Probiotics are regarded as a sustainable and environment-friendly way to support plant growth through various mechanisms, including biological nitrogen fixation. Biological nitrogen fixation is a process by which atmospheric N2 gas is converted into a plant-usable form (NH3) by certain bacteria. In natural ecosystems like boreal forests, such bacteria could be a potent source of nitrogen nutrition for trees growing on nutrient-poor soils.
West Chilcotin is a secluded region located in central-interior BC where cold climate and low annual precipitation have resulted in dry and weakly developed soils lacking essential plant nutrients, particularly nitrogen. This region is commonly affected by disturbances like forest fires and timber harvesting, which has led to the gradual loss of nitrogen from soils. Yet, hybrid white spruce (Picea glauca x engelmannii) trees thrive on such nitrogen-limited soils, raising a crucial question regarding their nitrogen sources. One of the sources could be biological nitrogen fixation by bacteria living inside the tissues of spruce trees growing in this region. We evaluated such bacteria under nitrogen-poor conditions in a year-long greenhouse trial with their original host (i.e. hybrid white spruce). In a different year-long trial, we also tested these bacteria with another host native to this West Chilcotin region (i.e. lodgepole pine) to examine their interaction with a foreign host. We found that these bacteria can fix significant amounts of nitrogen from the atmosphere in spruce and pine (17–56% of the total plant nitrogen). In addition, bacteria-inoculated spruce and pine seedlings were considerably longer (up to 50%) and accumulated significantly more biomass (up to 475%) than non-inoculated controls.

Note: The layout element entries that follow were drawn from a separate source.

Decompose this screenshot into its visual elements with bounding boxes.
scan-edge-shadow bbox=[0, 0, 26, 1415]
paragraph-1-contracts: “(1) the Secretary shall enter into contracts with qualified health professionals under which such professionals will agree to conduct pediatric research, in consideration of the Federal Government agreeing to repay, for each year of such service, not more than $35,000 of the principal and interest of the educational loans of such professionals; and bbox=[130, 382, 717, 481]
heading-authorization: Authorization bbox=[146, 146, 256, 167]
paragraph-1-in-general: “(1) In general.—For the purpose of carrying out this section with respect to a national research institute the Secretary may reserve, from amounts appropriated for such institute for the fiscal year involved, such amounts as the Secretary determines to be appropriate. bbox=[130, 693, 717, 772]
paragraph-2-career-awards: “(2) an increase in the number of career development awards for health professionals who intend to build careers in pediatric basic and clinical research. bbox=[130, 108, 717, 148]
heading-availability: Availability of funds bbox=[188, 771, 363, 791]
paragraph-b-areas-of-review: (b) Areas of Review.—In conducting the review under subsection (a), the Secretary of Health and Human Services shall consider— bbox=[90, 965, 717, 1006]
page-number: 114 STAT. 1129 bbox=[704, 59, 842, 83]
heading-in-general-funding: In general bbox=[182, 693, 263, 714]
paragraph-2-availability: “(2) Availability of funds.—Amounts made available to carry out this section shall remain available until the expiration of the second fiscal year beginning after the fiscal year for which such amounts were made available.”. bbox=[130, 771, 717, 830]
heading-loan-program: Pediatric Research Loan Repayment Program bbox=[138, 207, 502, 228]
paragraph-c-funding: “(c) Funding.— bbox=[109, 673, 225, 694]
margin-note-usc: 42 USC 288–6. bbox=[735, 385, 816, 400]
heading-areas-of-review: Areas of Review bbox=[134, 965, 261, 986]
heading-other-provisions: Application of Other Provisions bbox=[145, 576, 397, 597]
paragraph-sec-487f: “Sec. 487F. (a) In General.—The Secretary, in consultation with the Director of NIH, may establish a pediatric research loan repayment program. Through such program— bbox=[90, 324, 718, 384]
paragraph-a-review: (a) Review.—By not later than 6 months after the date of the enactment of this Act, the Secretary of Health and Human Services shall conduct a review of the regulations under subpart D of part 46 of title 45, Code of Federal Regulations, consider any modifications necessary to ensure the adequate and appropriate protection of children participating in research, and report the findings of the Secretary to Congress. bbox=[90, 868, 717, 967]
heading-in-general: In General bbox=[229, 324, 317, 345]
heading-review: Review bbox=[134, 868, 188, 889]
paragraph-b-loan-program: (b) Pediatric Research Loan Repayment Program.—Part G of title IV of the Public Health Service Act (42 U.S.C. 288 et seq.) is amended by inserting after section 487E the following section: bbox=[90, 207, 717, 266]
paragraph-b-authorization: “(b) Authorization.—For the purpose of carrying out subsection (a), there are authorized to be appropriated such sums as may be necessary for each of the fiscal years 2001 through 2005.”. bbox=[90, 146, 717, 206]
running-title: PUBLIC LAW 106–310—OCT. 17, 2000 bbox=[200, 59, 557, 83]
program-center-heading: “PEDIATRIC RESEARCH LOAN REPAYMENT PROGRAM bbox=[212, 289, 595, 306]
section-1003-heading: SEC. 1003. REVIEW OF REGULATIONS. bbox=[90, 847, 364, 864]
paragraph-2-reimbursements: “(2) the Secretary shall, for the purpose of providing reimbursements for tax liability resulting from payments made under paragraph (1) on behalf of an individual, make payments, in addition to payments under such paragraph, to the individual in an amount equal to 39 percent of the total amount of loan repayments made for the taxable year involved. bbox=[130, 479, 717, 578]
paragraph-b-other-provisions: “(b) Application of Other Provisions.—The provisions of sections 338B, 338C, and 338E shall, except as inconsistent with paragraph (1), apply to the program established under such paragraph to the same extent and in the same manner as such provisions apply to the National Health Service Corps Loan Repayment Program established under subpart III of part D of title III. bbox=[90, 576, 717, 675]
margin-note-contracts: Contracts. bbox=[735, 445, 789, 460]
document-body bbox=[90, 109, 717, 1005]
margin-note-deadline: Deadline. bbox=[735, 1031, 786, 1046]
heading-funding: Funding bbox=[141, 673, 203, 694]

Therefore, our results suggest that such bacteria harboured by hybrid spruce trees can sustain their growth on nitrogen-limited soils via biological nitrogen fixation. These bacteria can also provide similar benefits to a foreign host – lodgepole pine, indicating their wide-range ecological applications in improving the N-supply of forest stands in this region and beyond. In addition, such bacteria may sustain the tree growth for years and could act as an environment-friendly and cost-effective solution to offset/reduce the need to periodically apply chemical fertilizers to forest stands in BC.